Alternatively, this can be done through appleid.apple.com in a browser. Changes made there sync to your device automatically once you're connected to the internet.

Note: You can only change your Apple ID to an email address you own and control. Apple ID addresses ending in @icloud.com, @me.com, or @mac.com cannot be changed to a third-party email.

What Happens to Your Apps, Purchases, and Data

This is where most users run into confusion. Understanding what's tied to an Apple ID helps predict what will and won't transfer.

ItemTied to Apple ID?What Happens When You Switch
App Store purchases✅ YesOnly accessible when signed in to original account
iCloud Photos✅ YesRemoved from device; stored in original iCloud
iCloud Drive files✅ YesRemoved from device access
Downloaded music/movies✅ YesDRM-locked to original account
App data (local)❌ NoStays on device
Apple Wallet cardsPartialSome cards may need re-verification
iMessage/FaceTime✅ YesSwitches to new Apple ID's contact info

🔑 Apps themselves remain installed after switching accounts, but redownloading or updating them typically requires signing in to the account that originally purchased them.

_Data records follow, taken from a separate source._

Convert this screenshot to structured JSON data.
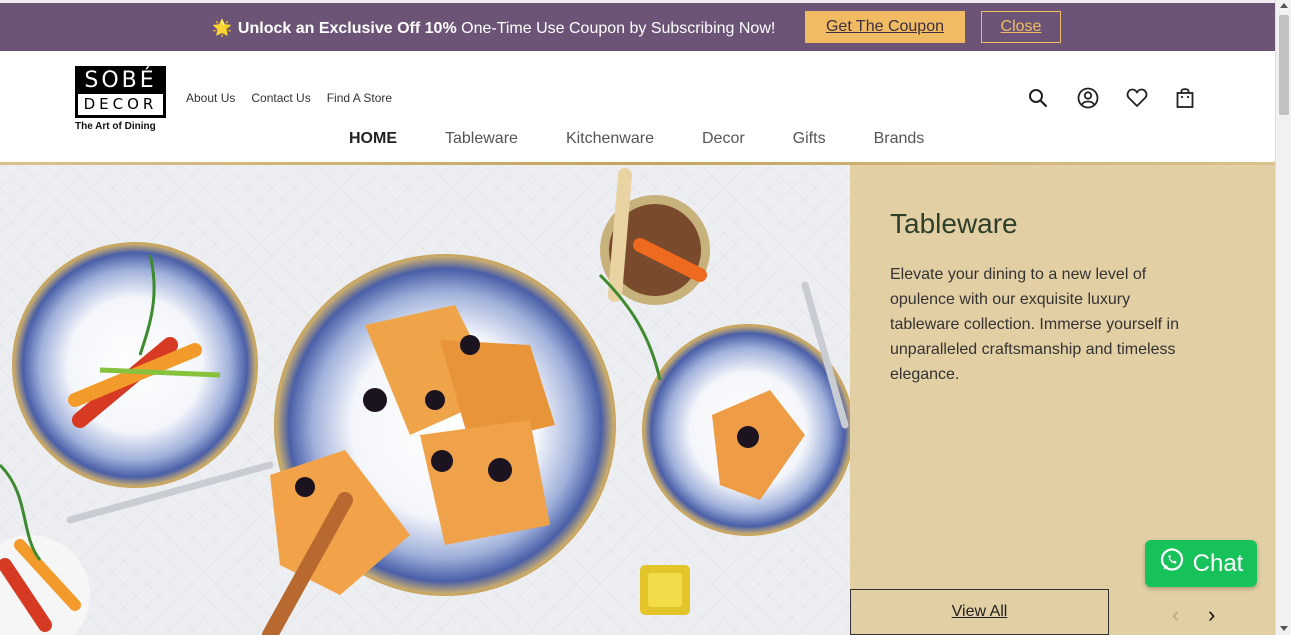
{
  "announcement": {
    "star": "🌟",
    "bold_text": "Unlock an Exclusive Off 10%",
    "text": " One-Time Use Coupon by Subscribing Now!",
    "coupon_button": "Get The Coupon",
    "close_button": "Close"
  },
  "logo": {
    "top": "SOBÉ",
    "bottom": "DECOR",
    "tagline": "The Art of Dining"
  },
  "top_links": [
    "About Us",
    "Contact Us",
    "Find A Store"
  ],
  "nav": [
    "HOME",
    "Tableware",
    "Kitchenware",
    "Decor",
    "Gifts",
    "Brands"
  ],
  "icons": [
    "search-icon",
    "account-icon",
    "wishlist-heart-icon",
    "cart-bag-icon"
  ],
  "hero": {
    "title": "Tableware",
    "description": "Elevate your dining to a new level of opulence with our exquisite luxury tableware collection. Immerse yourself in unparalleled craftsmanship and timeless elegance.",
    "view_all": "View All",
    "prev_arrow": "‹",
    "next_arrow": "›"
  },
  "chat": {
    "label": "Chat"
  },
  "colors": {
    "announcement_bg": "#6c5477",
    "coupon_button": "#f0bb63",
    "hero_panel_bg": "#e2cfa4",
    "chat_green": "#17c25a",
    "title_color": "#2d3e2b"
  }
}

Variables That Affect the Process

The experience of changing your Apple ID on iPhone is shaped by several factors:

iOS version — The exact menu names and steps differ slightly between iOS versions. On recent versions (iOS 16 and later), Sign-In & Security is the relevant submenu; on older versions, the layout may differ.

Family Sharing membership — If your Apple ID is the family organizer, signing out has implications for other members. Subscriptions, shared purchases, and family screen time settings may be disrupted.

Active subscriptions — Subscriptions (Apple One, Apple TV+, third-party apps) are billed through the Apple ID that purchased them. Switching accounts doesn't transfer subscriptions to the new account.

Two-Factor Authentication — Signing out of and back in to an Apple ID requires access to a trusted phone number or device for 2FA verification. If you no longer control those, recovery becomes more complex.

Managed/work devices — If your iPhone is enrolled in a Mobile Device Management (MDM) profile through an employer or school, the organization may restrict or control which Apple ID is permitted.

The Difference Between iCloud and the App Store Account

On older versions of iOS, it was possible to use separate Apple IDs for iCloud and the App Store. Apple largely consolidated this with iOS updates, but some devices that were set up this way may still show separate entries. If you see both iCloud and iTunes & App Store listed separately in Settings, they may be linked to different accounts — and each may need to be updated independently.

When the Process Gets More Complicated 🔄

Straightforward account switches are quick. But the outcome varies considerably depending on your setup:

  • A user switching from a personal account to a new one with no active subscriptions or Family Sharing has a clean, low-risk process
  • A user who is a Family Sharing organizer with multiple subscriptions and shared purchases faces a more involved transition
  • A user trying to consolidate two Apple IDs into one will find that Apple doesn't currently offer a native account-merge feature — purchases made under separate accounts remain separate

The step-by-step part of this process is consistent. What differs is what those steps mean for your particular combination of purchases, data, subscriptions, and the people connected to your account.